A criterion-referenced grading standard specifies a set of knowledge and skills that a student should master for each grade. While this is more difficult and time consuming to set up, it has the advantage that it can be clearly expressed to students and colleagues. One can discuss the appropriateness of each set of knowledge and skills and come to agreement or at least enlightened disagreement. Furthermore, the standards for each class may be refined from semester to semester as experience dictates.

__The advantages of criterion-referenced grading.__
From a pedagogical perspective there is a particular advantage in a criterion-referenced
grading system. Once enunciated and clarified, the teacher can step away
from the standard and concentrate on helping students meet the standard.
The students are no longer in the position of having to please the teacher.
Instead, students and teacher can work together to help the students learn
and achieve.

Criterion-referenced grading systems work for any type of class. In some classes particular facts or cognitive skills may dominate the criteria. In other classes, process oriented knowledge and affective skills may dominate the criteria. The choice is up to the teacher and will be shaped by his/her professional judgment of what is appropriate for the class and the field. However, because such a grading system puts strong emphasis on public declaration of specific knowledge and skills for each grade, every professor is open to challenge of the rigor and appropriateness of his/her grading system. This will encourage lively and productive debate: debate that is specific enough to form a realistic basis for change and growth.

One alternative to letter grading and the use of the GPA. is the narrative transcript.
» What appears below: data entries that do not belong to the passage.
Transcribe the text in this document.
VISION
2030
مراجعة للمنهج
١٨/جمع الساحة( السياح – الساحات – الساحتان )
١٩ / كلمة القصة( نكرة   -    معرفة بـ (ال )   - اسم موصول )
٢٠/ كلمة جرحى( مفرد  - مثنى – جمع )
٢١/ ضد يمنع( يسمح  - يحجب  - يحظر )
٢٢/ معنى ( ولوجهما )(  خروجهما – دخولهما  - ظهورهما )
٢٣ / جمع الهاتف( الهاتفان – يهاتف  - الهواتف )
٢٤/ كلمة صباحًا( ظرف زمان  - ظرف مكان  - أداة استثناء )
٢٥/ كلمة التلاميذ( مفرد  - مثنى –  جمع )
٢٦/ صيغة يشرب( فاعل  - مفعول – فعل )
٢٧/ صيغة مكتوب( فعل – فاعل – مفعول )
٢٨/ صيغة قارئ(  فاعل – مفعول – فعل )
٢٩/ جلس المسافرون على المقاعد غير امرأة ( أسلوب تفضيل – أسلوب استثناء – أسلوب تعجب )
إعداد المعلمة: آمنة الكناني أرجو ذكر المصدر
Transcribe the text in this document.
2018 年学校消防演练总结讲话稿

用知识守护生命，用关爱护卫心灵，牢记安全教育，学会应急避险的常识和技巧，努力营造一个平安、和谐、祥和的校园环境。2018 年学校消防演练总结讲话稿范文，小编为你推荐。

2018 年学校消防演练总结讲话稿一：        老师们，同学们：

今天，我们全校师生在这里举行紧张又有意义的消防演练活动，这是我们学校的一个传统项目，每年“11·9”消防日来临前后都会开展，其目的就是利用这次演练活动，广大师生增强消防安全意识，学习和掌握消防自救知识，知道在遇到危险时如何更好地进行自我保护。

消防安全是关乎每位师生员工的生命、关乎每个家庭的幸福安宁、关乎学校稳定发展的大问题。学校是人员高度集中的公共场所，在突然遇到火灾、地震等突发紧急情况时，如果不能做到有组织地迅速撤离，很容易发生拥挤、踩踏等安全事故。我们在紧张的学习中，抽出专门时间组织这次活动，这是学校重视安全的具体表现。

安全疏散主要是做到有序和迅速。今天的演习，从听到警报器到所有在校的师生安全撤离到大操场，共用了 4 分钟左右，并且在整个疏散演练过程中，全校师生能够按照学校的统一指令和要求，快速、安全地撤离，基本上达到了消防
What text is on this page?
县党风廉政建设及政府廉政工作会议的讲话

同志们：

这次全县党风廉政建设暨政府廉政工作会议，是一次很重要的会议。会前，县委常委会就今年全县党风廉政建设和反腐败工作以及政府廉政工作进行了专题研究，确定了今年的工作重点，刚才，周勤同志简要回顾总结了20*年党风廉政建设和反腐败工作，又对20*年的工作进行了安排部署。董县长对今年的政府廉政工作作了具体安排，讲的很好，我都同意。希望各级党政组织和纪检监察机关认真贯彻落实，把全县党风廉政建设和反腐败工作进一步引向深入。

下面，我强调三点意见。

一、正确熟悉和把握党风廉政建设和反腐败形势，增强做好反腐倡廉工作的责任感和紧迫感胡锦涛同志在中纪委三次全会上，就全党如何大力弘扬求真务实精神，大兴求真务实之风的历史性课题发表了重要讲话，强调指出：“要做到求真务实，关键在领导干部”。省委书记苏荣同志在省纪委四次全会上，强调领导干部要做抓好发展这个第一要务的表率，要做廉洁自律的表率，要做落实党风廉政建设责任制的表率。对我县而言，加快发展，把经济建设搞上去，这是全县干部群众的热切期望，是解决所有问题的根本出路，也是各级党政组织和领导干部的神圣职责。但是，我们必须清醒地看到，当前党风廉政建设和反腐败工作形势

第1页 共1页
This approach has been practiced at innovative schools such as the University of California at Santa Cruz and The Evergreen State College in Washington State. The problem with this approach is the large quantity of often redundant information that it generates, as well as the additional amount of faculty time required to generate the transcripts. However, the second author’s experience with this system at Evergreen suggests that, in practice, the narrative statements often become code phrases for the evaluation of specific criteria that are relatively standardized, as well as within the competence of the faculty member to evaluate efficiently. This includes competencies such as the mastery of specific subject matters, effective written and oral communication skills, and critical thinking abilities. The advent of information processing technology gives us the possibility of managing this type of information with a relatively high degree of ease and speed. By including information about the relative criteria in a given class, and comparing performance on related criteria in different classes, we could generate transcripts with a much higher level of useful information content than we are currently producing. The main thing we would need to give up is the illusion of the spurious accuracy of student ranking that we now create by using the GPA.

If most university classes had criterion-referenced
grading systems, we would no longer need to speak of potential grade inflation
in terms of vague, mathematically imprecise and unreliable statistics--statistics
that are only indirectly related to grading standards. Instead, we could
critique the actual standards on which the grades were based.